Even if you are capable of “flipping the switch”, it does not always happen. Look at the Tampa Bay Lightning in 2019. They kept thinking they could flip a switch and coast through their first round matchup against Columbus last season. They exited in the first round.

This is not just about scoring goals or defensive matchups. The Blues are not playing as a unit and that is not something that just appears out of thin air usually.

The offense has large gaps between them and the defenders, giving opponents too much room to operate. When the Blues are most effective, regardless of their forechecking pressure, they are moving back and forth as a five-man unit.

Right now, we are seeing too many individuals flowing around, trying to figure out what the other ones are going to do.

I can buy into the Blues not wanting to waste energy on playing that tight-checking, high-pressure forecheck. There are just too many other gaps in their game to say this is all just something they can fix once the games matter.

Win or lose against Dallas, it does not really matter since they won’t be the top seed. You have to see signs of getting it though.

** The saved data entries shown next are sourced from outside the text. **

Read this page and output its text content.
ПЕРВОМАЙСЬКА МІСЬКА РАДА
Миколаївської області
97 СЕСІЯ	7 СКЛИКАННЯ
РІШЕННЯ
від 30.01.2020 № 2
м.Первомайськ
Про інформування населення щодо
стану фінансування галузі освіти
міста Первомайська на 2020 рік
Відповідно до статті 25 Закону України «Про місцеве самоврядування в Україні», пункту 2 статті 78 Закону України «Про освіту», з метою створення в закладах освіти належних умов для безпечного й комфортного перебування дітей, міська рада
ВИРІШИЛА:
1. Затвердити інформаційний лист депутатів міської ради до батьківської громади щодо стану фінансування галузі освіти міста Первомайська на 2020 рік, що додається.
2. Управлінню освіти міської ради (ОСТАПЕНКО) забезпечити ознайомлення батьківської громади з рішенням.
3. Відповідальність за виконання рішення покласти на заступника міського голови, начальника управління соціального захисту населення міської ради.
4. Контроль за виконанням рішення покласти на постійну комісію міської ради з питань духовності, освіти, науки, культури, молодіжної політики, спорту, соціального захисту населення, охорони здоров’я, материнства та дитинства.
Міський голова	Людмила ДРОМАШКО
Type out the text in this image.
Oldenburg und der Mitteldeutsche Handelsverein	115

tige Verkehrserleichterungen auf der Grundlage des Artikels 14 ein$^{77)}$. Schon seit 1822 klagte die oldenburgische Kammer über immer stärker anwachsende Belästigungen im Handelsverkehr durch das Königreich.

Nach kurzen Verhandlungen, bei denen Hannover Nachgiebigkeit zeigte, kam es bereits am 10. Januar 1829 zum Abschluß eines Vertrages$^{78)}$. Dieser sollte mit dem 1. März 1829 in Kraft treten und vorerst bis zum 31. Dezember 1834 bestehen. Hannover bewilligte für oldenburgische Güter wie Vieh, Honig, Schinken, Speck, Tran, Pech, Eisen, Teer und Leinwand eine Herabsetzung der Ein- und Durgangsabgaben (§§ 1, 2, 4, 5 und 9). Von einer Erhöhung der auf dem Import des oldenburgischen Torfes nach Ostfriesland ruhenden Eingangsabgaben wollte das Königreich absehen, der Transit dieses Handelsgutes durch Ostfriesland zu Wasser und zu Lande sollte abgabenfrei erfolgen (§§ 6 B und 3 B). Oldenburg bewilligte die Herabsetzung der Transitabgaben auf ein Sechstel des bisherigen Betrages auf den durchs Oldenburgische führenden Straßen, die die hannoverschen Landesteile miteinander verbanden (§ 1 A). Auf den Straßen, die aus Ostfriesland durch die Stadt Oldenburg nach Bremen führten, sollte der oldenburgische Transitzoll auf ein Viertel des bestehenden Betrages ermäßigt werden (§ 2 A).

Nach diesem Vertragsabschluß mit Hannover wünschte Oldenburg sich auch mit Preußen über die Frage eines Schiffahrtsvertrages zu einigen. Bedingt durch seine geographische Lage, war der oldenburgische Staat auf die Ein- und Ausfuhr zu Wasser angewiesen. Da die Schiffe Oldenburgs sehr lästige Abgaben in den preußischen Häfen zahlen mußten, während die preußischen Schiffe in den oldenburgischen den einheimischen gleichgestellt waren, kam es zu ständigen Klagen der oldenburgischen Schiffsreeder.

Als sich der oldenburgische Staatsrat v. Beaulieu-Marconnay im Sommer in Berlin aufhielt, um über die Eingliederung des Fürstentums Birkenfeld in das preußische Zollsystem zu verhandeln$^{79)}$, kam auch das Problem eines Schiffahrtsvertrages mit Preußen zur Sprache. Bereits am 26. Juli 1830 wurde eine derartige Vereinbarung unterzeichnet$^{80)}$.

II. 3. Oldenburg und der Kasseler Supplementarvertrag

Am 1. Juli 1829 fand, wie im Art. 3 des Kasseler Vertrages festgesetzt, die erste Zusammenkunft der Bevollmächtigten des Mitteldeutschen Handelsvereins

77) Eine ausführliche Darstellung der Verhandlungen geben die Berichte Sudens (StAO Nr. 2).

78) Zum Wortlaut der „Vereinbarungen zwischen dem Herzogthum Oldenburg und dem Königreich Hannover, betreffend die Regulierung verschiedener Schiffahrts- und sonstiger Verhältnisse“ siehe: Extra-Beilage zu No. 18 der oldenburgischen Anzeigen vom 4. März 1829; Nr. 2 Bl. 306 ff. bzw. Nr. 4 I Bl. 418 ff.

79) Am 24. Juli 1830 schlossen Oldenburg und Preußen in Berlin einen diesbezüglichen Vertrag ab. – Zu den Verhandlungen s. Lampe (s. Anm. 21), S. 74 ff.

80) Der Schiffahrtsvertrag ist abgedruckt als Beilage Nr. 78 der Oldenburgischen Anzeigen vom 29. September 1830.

Even Craig Berube was not pleased after the Vegas game and his quotes were not hyperbole.

“These two games, I think the other teams have been more competitive, more hungry than we have,” Berube said, as reported by Jim Thomas. “Whether we thought it was gonna be easy coming in here in these round-robin games – they’re pretty competitive teams we’ve played here. Our compete level has to come way up.”

“We have to get to another level by Sunday – we really do,” Berube continued. “And we talked after the game that the intensity level has to come way up. Our compete has to come way up. If you want to just keep chasing the game, then we’ll keep playing. But if we want to control our game then we gotta compete a lot harder and do a lot more things with the puck.”

That last sentence was one that stuck with me and reinforced something I had thought. It’s not just pressure, but lack of control.

The Blues have enough skill to possess the puck, but it feels like they are rarely in the opponent’s zone, especially after they score a goal. That type of game is OK for Game 7 of the Stanley Cup Finals when you have no tomorrow and can defend for your life.

Next. Blues should keep Mikkola for balance. dark

You cannot play an entire playoffs that way. The Blues have to find balance and normally their game features more balance. They better figure it out quickly or we could be saying it’s going to be a long Fall instead of long Summer.